Very few businesses do pay a living wage

There has been a less supportive response from Waterstones CEO, James Daunt. He claims that, although he agrees that booksellers should be well-remunerated for their important work, it would simply cost too much to implement.

Waterstones struggled financially for many years. 2017 saw it announce its first profits since 2008. Like many high street businesses, it has suffered online competition from the likes of Amazon. It has also been challenged by the rise of eBooks. James Daunt took charge in in 2011 and does seem to have turned the business around. Now booksellers want the chance to earn a living wage for what they do for the company.

The living wage campaign began with a petition, currently signed by over 9,000 people. It asks for a starting wage of £9 for booksellers around the country, rising to £10.55 for those facing the higher cost of living in the Greater London area. The booksellers who started the petition cite the stress and distraction caused by money worries as their motivation. They claim that whilst they are focused on their financial difficulties, it is impossible to give their best service to buying, reading and recommending books.

Since then, the petition has been followed by an open letter from more than 1,300 writers. Signatories come from all genres of literature, including children’s author Frank Cottrell-Boyce, the crime writer Val McDermid, fantasy novelist Jon Courtenay Grimwood, and the poet and Scottish Makar Jackie Kay. The letter acknowledges the booksellers’ concerns as legitimate and states that reducing hours or forcing redundancies would not be an acceptable way to fund a wage increase.

Daunt has expressed sympathy with the booksellers’ concerns. He claims to want to implement the request, but has also implied that he finds it unrealistic. Waterstones has a progressive pay structure where wages increase as booksellers become more experienced and are promoted up the ladder. According to Daunt, increasing pay for the lowest paid booksellers also means raising it at every other level of the business to keep that progressive scale in place. That would be highly expensive. Alternatively, more experienced booksellers might have to see wages fall to pay for their junior colleagues.

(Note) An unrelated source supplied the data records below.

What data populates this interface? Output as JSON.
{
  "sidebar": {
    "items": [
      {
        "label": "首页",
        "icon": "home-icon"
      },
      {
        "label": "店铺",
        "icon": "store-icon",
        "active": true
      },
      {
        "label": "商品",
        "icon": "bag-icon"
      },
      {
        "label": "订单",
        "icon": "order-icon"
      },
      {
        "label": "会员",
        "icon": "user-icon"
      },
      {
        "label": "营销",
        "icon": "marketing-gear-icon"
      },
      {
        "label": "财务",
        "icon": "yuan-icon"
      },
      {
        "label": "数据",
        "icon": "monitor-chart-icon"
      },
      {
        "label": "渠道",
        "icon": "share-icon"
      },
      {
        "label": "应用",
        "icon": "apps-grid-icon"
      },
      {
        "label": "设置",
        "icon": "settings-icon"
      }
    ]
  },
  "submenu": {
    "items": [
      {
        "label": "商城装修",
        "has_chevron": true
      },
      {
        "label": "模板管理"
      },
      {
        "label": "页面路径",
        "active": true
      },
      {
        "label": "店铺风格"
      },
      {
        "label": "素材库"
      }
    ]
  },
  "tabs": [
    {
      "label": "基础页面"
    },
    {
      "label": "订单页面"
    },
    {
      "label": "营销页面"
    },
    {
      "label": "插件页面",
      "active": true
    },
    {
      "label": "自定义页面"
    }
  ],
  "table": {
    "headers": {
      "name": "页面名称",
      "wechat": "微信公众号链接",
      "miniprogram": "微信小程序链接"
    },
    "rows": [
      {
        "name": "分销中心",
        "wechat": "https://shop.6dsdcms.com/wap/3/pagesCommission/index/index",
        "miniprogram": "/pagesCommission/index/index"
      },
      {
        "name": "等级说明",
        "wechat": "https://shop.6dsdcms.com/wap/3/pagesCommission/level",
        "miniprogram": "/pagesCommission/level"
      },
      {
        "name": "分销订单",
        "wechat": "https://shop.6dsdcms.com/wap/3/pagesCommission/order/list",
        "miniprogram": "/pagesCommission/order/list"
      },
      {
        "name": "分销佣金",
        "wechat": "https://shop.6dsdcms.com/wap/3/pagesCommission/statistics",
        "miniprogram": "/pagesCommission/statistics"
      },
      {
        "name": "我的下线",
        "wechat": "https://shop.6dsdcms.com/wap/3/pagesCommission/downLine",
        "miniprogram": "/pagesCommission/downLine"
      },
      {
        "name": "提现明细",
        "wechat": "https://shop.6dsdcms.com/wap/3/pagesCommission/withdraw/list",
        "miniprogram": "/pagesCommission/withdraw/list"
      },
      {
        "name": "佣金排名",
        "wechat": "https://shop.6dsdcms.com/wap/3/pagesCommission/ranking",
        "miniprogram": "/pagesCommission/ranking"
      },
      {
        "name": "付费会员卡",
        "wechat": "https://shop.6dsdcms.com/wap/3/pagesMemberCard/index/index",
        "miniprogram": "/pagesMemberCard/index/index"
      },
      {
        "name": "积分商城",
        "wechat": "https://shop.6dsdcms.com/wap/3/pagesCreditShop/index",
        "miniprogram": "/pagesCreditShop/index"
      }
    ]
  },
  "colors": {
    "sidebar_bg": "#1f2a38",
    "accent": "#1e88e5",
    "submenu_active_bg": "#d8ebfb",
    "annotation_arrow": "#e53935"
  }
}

Most of all, Daunt believes that it is better for Waterstones to pay too little than to risk going bust and putting all its employees out of work. Bookselling is an important and often rewarding job, but Daunt is keen to state it is not a route to wealth. He does hope to continue to build on Waterstones’ increased success, but is keenly aware of how close it came to failing completely.

Very few businesses do pay a living wage. Lush, Ikea and Majestic are currently the only other big high street names to do so. This has not stopped Waterstones’ booksellers and supporters continuing to press their campaign.